Recently, there has been a lacking quiet in my life. My friend Cori put it in those words and I can’t help but feel like it’s the most accurate way to describe these days. The last few blogs I’ve written seem to encapsulate my current season: busy.

And yet, there are nights like tonight where I simply exist. I spend time cleaning my room, decluttering my mind, unwinding from the virtual social pressures of the week. I breathe in and out, finally feeling the air in my lungs fill me to the brim with a consciousness for what’s around me and what’s in my head. Life is not all that bad, here in the stillness.

Rushing from task to task during my day often leaves me feeling a sort of discomfort with stillness. The silence between Teams “pings” either means I’m expected to be working on something or I’m just awaiting the next order of importance. I usually use that time to browse between Chrome, Teams, and Outlook..waiting for a notification to direct my attention and busy my thoughts. The work from home life is truly an exercise of self-compassion and discipline. It’s an unending process of finding new productive rhythms that will carry me through another 8-hour day at my desk.

At the end of my work day I close my laptop and, ah. Yes, now I am home. But..not really? Because there was another ping on my Teams to alert me that I have to send out another quick email. So I do. Then I send a reply to someone else because I’m now back “on” and feel the compulsory need to respond once I’ve seen a message.

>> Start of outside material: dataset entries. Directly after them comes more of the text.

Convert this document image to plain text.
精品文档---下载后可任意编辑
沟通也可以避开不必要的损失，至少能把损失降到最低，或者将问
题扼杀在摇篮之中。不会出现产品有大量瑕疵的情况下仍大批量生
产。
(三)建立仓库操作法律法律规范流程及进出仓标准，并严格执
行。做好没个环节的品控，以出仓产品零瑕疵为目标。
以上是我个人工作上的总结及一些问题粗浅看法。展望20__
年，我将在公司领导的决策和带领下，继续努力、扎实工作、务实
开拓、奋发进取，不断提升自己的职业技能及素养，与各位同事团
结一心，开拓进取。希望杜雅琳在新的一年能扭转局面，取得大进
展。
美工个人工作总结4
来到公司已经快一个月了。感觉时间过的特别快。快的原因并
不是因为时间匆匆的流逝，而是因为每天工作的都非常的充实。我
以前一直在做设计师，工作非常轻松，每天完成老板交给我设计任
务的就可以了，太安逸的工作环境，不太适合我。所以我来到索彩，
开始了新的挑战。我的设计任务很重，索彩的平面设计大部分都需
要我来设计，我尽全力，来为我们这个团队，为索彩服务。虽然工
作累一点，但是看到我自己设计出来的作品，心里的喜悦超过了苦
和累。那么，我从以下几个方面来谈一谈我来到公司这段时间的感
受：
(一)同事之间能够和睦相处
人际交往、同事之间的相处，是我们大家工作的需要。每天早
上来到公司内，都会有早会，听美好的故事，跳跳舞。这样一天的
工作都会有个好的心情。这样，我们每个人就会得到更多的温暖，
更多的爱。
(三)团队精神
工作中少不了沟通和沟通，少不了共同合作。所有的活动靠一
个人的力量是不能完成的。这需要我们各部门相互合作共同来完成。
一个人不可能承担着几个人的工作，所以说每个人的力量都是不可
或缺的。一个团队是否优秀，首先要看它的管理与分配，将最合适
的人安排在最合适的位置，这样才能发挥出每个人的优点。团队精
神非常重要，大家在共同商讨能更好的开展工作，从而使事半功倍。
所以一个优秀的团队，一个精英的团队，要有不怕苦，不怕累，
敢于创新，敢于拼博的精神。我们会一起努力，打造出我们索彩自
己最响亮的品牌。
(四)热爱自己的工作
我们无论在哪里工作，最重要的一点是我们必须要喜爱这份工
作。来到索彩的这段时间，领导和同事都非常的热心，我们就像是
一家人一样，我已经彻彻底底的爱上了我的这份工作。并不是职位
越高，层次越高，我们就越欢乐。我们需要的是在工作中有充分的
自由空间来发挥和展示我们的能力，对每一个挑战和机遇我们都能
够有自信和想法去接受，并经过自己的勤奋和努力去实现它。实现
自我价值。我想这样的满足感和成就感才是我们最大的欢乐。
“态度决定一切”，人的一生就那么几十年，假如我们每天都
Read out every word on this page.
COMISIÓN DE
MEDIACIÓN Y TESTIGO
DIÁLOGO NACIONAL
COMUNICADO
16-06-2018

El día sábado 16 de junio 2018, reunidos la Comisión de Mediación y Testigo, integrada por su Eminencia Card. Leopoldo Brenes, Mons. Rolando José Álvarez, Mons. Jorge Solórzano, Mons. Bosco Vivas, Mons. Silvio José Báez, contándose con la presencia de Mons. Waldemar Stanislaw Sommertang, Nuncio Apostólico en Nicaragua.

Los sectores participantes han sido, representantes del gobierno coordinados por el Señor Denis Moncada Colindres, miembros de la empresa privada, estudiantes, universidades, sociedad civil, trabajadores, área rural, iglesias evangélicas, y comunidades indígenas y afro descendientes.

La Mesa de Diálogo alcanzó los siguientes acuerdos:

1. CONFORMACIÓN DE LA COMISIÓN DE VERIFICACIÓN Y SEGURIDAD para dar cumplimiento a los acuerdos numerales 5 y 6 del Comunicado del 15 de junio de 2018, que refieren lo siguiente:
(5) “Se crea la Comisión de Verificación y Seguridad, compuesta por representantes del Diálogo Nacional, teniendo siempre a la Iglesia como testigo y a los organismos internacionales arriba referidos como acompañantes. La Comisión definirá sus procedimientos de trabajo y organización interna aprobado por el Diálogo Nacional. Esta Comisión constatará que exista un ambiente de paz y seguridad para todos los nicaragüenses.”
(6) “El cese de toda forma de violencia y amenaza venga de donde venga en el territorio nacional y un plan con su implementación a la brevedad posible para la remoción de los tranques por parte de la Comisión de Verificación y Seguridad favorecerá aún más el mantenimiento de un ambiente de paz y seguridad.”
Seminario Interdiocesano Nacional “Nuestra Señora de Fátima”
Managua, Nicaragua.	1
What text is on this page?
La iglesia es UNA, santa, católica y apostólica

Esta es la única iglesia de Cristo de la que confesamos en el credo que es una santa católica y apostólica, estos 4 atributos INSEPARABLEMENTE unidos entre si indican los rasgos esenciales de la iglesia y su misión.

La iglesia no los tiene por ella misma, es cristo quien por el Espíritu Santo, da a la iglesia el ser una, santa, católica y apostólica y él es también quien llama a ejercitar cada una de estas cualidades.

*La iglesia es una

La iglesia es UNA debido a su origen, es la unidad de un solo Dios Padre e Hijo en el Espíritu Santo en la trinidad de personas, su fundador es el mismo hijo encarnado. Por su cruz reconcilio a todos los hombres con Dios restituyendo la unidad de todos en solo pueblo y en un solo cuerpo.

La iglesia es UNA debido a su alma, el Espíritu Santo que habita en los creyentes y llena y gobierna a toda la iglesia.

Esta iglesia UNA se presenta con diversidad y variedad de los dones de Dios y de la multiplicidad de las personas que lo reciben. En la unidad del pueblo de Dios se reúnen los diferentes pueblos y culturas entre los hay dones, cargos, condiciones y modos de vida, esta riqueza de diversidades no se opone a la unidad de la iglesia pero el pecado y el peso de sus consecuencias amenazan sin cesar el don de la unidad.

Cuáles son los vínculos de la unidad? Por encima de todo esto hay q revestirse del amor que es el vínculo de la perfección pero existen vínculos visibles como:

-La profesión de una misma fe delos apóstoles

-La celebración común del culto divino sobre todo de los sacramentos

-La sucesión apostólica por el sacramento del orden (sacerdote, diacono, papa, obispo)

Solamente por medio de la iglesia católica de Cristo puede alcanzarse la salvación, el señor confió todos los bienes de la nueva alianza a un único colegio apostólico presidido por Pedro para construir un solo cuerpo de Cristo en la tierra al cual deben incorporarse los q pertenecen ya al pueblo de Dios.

My biggest struggle recently is remembering that stillness is good. Stillness is God-breathed, God-fearing, God-entrusting. It is letting myself let go. Literally. Stillness is the reminder that Christ does not just exist in my mind but in everything around me. He is the quiet of day even when my meeting schedule tells me that I should be hurriedly prepping every detail for the next call. He sits with me, eats with me, listens as I relay my concerns before His feet before every touch base or presentation.

I recognize God’s peace because I know what it feels like to lack peace. In the same way, I recognize that stillness is a gift. It is something to enjoy freely, because it is acknowledging the grand presence of the Creator. When the music, voices, and worried thoughts are gone..what is left? Just the sounds of a world sustained for the sake of a beloved Son. And I am blessed to be here, a part of this story that God has written for the world.

When we are still, we leave those things that entangle us in anxiousness and fear to the Lord. It is ultimate surrender and an act of utmost relational trust. I’m learning that setting boundaries in work and social life means letting God help me to draw those lines in places that will, eventually, reveal His good and faithful character.

Making room for God right now is probably the most important part of this whole season. Yes, I can devote all my hours to the Lord when my only liability is attending BSF groups on Tuesday nights. But my yes involves a lot more discernment when life is filled with good friends, fellowship, work, and relationship. I suddenly feel the strain of my hands clinging to those good things too tightly — trying to singlehandedly hold it all together.

“But I trust in you Lord; I say, ‘You are my God.’”- Psalm 31:14

This is a time of letting the light in. Light that appears when busy-ness ceases. Light that illuminates the fearful parts of my soul that naturally retreat from redemption. A takeaway from this night of nothing: stillness is the absence of noise and the fullness of God.